Nickelodeon, Moneyball, Digital Currency and searching for the signal in the noise

Alan Goodman
AERYUS
Published in
3 min readMar 2, 2020

How do a children’s TV channel, an analytical system for predicting success in baseball, and crypto forecasters relate? By trying to make sense of data when the data’s unreliable.

Nickelodeon was still a young channel and the audience was small when my company was their advertising agency. My colleagues and I depended on ratings to craft our messages and the network needed them to justify what they charged advertisers. Occasionally, a series would be cooking along when suddenly in one week it would lose 20% of the audience. There was nothing on the competitive landscape that absorbed the viewers that we could determine. No holiday or other event that would have cut into viewing. Just an unexplained drop, and then the next week it would be back up. I proposed a theory about the ratings sample — “Two kids had a test.” The network was small, the ratings sample was small, and any move by a few could have drastic effect. At least, that was my theory and no one had a better one.

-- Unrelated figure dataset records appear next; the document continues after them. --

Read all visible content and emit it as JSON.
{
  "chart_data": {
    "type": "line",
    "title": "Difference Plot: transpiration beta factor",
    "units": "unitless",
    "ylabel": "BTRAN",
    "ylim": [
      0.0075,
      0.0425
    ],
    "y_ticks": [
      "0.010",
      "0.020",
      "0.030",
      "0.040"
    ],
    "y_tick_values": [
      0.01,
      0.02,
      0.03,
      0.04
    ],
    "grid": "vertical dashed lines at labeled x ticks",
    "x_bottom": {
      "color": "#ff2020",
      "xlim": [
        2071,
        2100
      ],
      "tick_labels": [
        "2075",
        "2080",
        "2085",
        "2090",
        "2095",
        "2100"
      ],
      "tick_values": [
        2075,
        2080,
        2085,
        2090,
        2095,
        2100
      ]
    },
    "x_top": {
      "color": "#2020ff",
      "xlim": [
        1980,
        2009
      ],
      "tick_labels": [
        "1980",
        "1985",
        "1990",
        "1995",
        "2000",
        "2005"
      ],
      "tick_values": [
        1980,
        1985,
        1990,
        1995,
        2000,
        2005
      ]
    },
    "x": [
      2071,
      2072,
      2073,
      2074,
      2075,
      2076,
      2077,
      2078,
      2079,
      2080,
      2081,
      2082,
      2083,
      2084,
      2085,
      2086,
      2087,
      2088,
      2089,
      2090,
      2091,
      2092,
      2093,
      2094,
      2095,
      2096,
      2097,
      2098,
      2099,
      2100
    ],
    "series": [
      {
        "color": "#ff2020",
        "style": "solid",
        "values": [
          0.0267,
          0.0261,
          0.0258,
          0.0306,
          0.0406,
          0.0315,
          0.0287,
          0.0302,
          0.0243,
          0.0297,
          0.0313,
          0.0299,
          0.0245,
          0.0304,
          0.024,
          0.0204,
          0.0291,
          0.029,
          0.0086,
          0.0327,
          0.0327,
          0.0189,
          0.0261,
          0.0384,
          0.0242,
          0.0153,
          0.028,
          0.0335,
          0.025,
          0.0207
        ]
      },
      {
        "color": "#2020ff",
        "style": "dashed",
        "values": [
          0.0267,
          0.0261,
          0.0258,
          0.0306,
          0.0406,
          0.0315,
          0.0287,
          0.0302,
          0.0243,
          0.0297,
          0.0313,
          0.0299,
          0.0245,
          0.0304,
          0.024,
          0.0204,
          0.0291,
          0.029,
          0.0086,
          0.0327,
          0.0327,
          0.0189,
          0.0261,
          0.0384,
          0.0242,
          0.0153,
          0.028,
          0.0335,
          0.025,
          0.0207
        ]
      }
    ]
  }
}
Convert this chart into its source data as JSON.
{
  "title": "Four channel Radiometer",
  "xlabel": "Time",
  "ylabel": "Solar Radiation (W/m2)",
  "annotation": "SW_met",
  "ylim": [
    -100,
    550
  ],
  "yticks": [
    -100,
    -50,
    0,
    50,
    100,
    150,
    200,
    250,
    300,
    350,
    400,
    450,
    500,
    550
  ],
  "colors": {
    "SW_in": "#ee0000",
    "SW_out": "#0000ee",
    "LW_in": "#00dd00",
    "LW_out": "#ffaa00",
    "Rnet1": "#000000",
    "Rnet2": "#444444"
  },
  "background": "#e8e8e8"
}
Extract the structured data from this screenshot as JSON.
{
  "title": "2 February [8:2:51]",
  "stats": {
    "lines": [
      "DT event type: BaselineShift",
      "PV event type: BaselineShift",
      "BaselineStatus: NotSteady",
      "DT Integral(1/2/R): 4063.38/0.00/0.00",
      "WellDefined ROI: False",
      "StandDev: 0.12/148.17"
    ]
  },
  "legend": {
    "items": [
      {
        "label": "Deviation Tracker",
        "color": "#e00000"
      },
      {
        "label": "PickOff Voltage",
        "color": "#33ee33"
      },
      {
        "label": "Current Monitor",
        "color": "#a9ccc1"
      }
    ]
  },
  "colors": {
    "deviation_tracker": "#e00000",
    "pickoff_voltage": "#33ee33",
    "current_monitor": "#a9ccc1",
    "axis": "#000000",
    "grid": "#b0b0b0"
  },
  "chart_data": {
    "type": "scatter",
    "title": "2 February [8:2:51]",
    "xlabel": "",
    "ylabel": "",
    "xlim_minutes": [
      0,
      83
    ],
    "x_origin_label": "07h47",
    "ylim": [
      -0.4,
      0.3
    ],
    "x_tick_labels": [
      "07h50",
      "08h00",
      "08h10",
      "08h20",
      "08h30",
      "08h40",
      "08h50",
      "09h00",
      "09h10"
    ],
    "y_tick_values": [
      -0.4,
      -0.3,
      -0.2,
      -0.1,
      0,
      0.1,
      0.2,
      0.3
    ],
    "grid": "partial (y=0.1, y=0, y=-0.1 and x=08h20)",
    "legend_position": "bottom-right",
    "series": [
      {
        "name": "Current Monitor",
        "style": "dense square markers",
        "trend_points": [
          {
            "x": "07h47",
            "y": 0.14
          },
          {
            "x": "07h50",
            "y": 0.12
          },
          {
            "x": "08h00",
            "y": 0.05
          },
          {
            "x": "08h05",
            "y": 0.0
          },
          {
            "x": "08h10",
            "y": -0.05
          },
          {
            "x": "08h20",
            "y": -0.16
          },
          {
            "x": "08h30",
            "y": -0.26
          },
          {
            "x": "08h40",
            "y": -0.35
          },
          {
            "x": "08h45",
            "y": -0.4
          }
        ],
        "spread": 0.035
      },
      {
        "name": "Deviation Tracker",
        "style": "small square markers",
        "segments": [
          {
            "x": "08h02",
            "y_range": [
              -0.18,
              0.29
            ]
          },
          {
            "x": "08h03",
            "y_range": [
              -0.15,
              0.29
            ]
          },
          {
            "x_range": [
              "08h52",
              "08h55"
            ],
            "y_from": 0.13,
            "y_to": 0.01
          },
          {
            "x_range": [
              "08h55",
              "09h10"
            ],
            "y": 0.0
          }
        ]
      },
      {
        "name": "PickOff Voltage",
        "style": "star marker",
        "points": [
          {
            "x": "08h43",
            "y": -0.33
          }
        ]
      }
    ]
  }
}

The book “Moneyball” takes the reader through a season with the Oakland Athletics as they pioneer a statistical system to win the pennant. Year after year, the creators of the system brought a team that was undervalued and inexpensive (by baseball metrics) to victory at the end of the season, but not in the post season. As the book explains, with every team playing 162 games a year in every configuration, and decades of statistics to merge and analyze, predicting outcomes during the season was science. But with a relatively few post season games, with teams in unfamiliar matchups, in emotionally charged situations that would rarely be repeated, there just wasn’t enough data to make for good predicting.

Which brings us to digital currency

This week, fears of a coronavirus pandemic spread, supply chains were decimated due to work being halted worldwide, and stock exchanges plummeted as investors reared back on their heels, recognizing the harm to future earnings. Analysts tried to gauge the effect of it all on cryptocurrency. Would values hold? Would money flow into the space as an alternative investment? Would unrealistically rosy pronouncements from officials, clearly distrusted by the investment community, force money into the industry to guard against bad monetary policy and bad governance?

If you were watching, there was no shortage of posts about parabolic moves, the myth of safe havens in cryptocurrency, whether crypto is like gold or T bonds or stocks or like nothing else we know. And while some traders may have insight beyond everyone else’s, the most likely argument is that there isn’t enough data, and what’s there is unreliable.

And the right theory is — ?

We still don’t really know what digital currency is, because there still aren’t enough people actually using it. It’s held in a relatively small number of wallets by an undetermined (but tiny) number of people whose motives and actions and reactions can’t be reliably documented. We can have theories. But we can’t know.

Money has been around since beads and shells. The New York Stock Exchange is more than 200 years old. And even those firm and solid foundations get shook at times. Like this past week.

We’re going to need a whole lot more ups and downs, and we’re going to need use cases for currencies, before we know for sure what they’re doing and why. Which means, if you can’t figure out what’s happening, come up with a theory. For now, no one has a better one.